The Concert Health and University of Pennsylvania trials enrolled primary care clinicians across 18 states with a little over 4000 patients combined. At Concert Health clinics, roughly 56% of patients in the program reported a reduction in their symptoms, while 49% no longer reported having thoughts of suicide or that they would be better off dead. Patients at the University of Pennsylvania exhibited similar results.
Kaiser Permanente, meanwhile, launched a program that used aspects of the model in 19 primary care practices over a 3-year period starting in 2015. The program used electronic medical records to keep track of patients who were flagged as high risk after screening. During the trial, clinicians at the 19 sites enrolled 228,255 patients. Compared with patients at control clinics, those who received intervention care were 25% less likely to attempt or die by suicide within 90 days of starting the program. The system expanded the model since the trial ended and now uses care managers.
Clinics without these resources can provide parts piecemeal. For instance, if a practice does not provide in-house therapy, just monitoring changes in a patient’s mental state can be beneficial, said Teresa Lovins, MD, a family physician in Columbus, Indiana, and a member of the board of directors for the American Academy of Family Physicians.
“You don’t necessarily need someone who can do therapy with those patients, as long as they can track those scores,” she said.
A psychiatric consultant might also work with multiple practices, which can be particularly helpful in rural areas where specialists are scarce and in small practices with smaller budgets, Lovins said.
“It’s not about doing anything that is impossible; it’s about doing small things that are possible and can be effective,” Simon said.
Getting Paid
For patients with insurance, clinicians can use billing codes to pay for the model, “as long as you use a screening tool that asks about suicide specifically,” said Ahmedani, who worked on the Kaiser Permanente trial.
For insurers to reimburse, clinics must also provide active treatment and care management and employ a registry to enable review of cases, according to the American Medical Association.
The new report included recommendations on how practices can bill Medicare and private insurance using the add-on code 99494. But for clinicians with large Medicaid caseloads, reimbursement may be a barrier.

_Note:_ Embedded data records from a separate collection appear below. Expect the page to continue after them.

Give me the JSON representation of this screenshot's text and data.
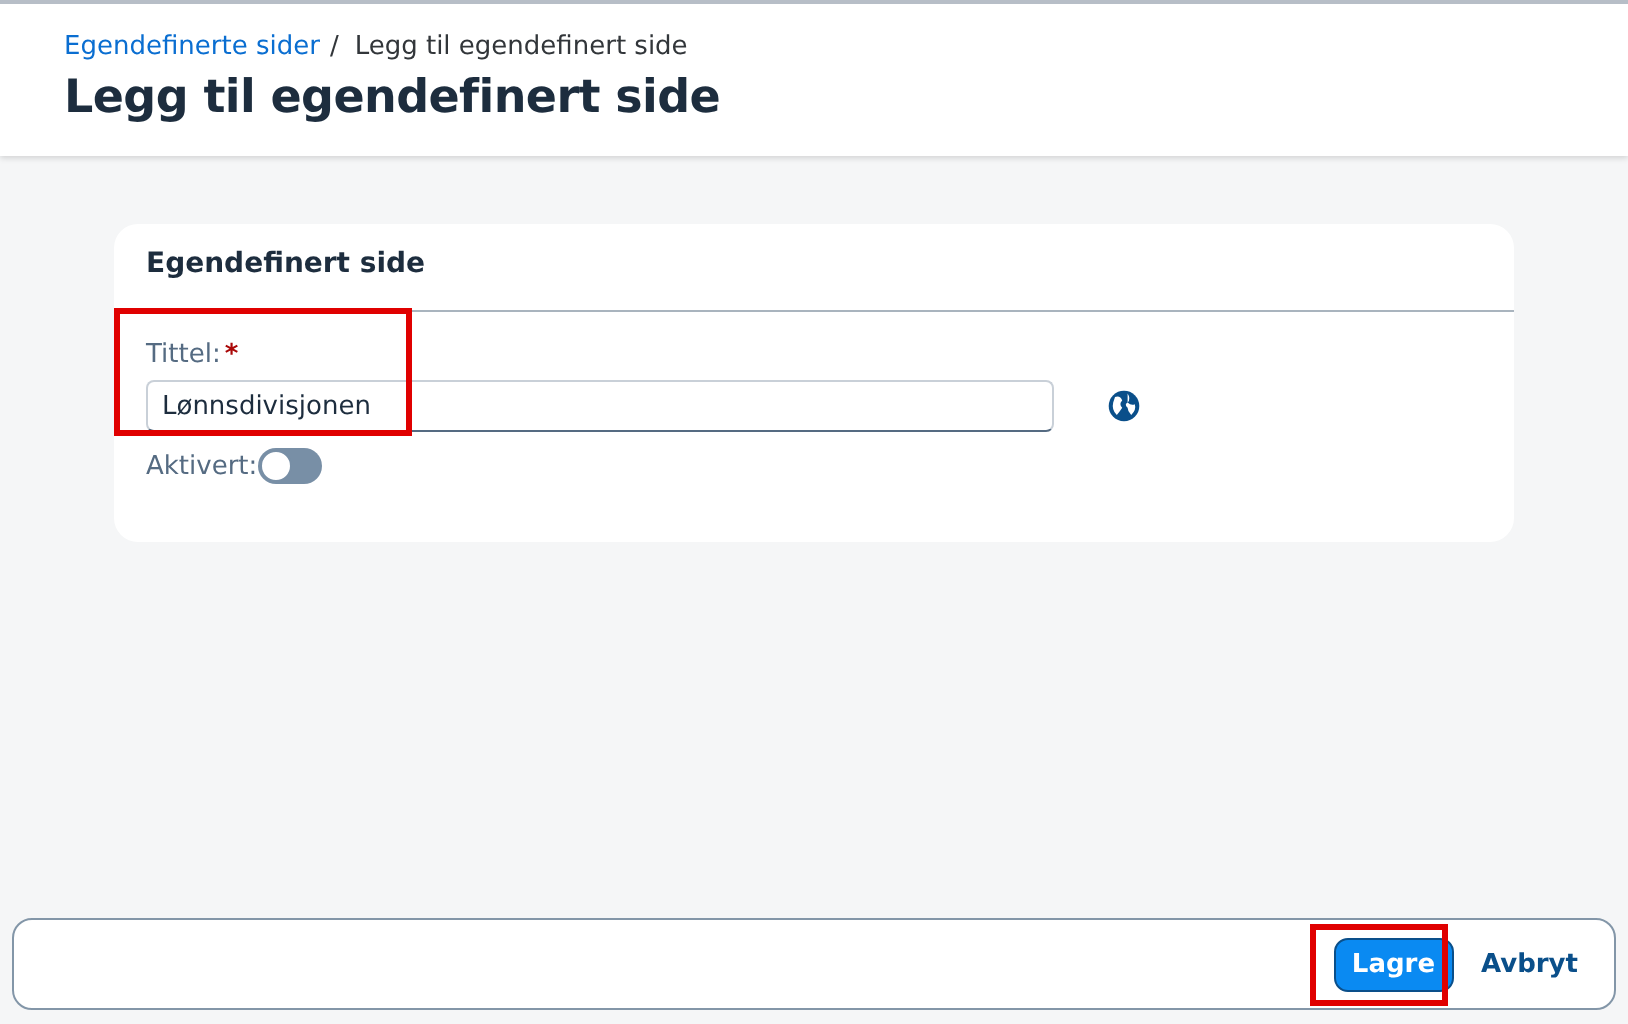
{
  "breadcrumb": [
    {
      "label": "Egendefinerte sider",
      "kind": "link"
    },
    {
      "label": "Legg til egendefinert side",
      "kind": "current"
    }
  ],
  "breadcrumb_separator": "/",
  "page_title": "Legg til egendefinert side",
  "card": {
    "title": "Egendefinert side",
    "title_field": {
      "label": "Tittel:",
      "required_mark": "*",
      "value": "Lønnsdivisjonen",
      "highlighted": true
    },
    "toggle": {
      "label": "Aktivert:",
      "on": false
    }
  },
  "footer": {
    "buttons": [
      {
        "label": "Lagre",
        "kind": "primary",
        "highlighted": true
      },
      {
        "label": "Avbryt",
        "kind": "link",
        "highlighted": false
      }
    ]
  }
}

“We do still have 15 or so state Medicaid agencies that are not covering the code, and that is an issue if your state isn’t covering it,” Press said.
The model can provide support to overstretched primary care clinicians. The goal, Press said, is to take tasks off physicians’ already overflowing plate, not to add to it.
“That has been our experience, having that team of experts right there, connected to your practice and in coordination with everything else that is happening with care for that patient, is really a win-win,” he said.
Kaitlin Sullivan is a freelance journalist whose work also appears in NBC News, Everyday Health, and The Guardian.